Saat ini Kopassus memiliki jumlah pasukan 6.000 prajurit. Alasan perluasan Kopassus menjadi lima grup sebagian didasarkan pada kemungkinan konflik skala kecil, intensitas tingi, jangka pendek, dan sebagian pada kebutuhan untuk siklus rotasi empat bagian: seperempat bertugas, seperempat pelatihan, seperempat istirahat (konsolidasi), dan seperempat cadangan.

“Kami tidak hebat, tetapi terlatih. Semangat ini harus dipertanggung jawabkan demi keberhasilan tugas,” ujar Letjen TNI (Purn) Tarub, Komandan Kopassus ke-12 dalam buku Kopassus untuk Indonesia: Profesionalisme Prajurit Kopassus.

Ragam Operasi Kopassus

Sudah sangat banyak operasi militer yang melibatkan Kopassus, sejak awal pembentukan satuan pasukan elite ini hingga sekarang. Sejak operasi penumpasan pemberontakan RMS, Operasi Trikora (1962), Konfrontasi  Indonesia-Malaysia (1962-1963), Pemberontakan G30S PKI (1965), Operasi Seroja di Timor Timur (1975), Pemberontakan Aceh Merdeka (1976-2004), Kerusuhan Poso (2001), Kerusuhan Ambon (2002), dan banyak lagi.

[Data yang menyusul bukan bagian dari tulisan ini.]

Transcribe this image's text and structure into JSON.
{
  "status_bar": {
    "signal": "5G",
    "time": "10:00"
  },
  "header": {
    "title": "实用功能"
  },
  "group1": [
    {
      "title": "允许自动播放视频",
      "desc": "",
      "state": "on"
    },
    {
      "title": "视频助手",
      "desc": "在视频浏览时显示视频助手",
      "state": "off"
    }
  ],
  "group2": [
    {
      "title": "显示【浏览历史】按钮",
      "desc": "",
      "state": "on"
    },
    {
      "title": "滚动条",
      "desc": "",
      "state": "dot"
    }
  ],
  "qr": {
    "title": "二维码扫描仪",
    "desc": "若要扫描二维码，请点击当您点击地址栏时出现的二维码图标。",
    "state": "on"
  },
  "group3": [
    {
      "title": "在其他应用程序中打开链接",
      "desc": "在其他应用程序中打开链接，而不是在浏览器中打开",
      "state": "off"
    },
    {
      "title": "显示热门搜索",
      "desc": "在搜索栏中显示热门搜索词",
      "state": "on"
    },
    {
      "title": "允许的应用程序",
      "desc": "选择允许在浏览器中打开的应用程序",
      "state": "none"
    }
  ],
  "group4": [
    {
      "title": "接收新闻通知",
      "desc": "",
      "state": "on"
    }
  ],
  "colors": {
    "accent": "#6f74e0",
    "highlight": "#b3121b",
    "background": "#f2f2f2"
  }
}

Pasukan Kopassus juga disertakan dalam Kontingen Garuda. Pasukan ini diterjukan dalam misi PBB untuk menjaga perdamaian di negara yang dilanda konflik, di berbagai belahan dunia.

Sebagai pasukan yang memiliki bekal ilmu kontra terorisme, Kopassus juga diterjunkan dalam berbagai operasi pembebasan sandera. Salah satu yang paling terkenal adalah pembebasan sandera dalam pembajakan pesawat Woyla milik Garuda Indonesia di Bandara Don Muang, Bangkok, Thailand pada 1981.

Pada 28 Maret 1981, pesawat DC-9 Woyla milik Garuda Indonesia dibajak teroris Komando Jihad dalam penerbangan dari Jakarta ke Medan. Kelompok teroris itu menuntut uang tebusan 1,5 juta dollar AS, pemecatan Wapres Adam Malik, serta pengusiran seluruh orang bekebangsaan Israel dari Indonesia. Pasukan Kopassus di bawah komando Letkol Sintong Panjaitan berhasil membebaskan sandera di Don Muang.

Prajurit Kopassus TNI AD mendemonstrasikan kemampuan bela diri. (kopassus.mil.id)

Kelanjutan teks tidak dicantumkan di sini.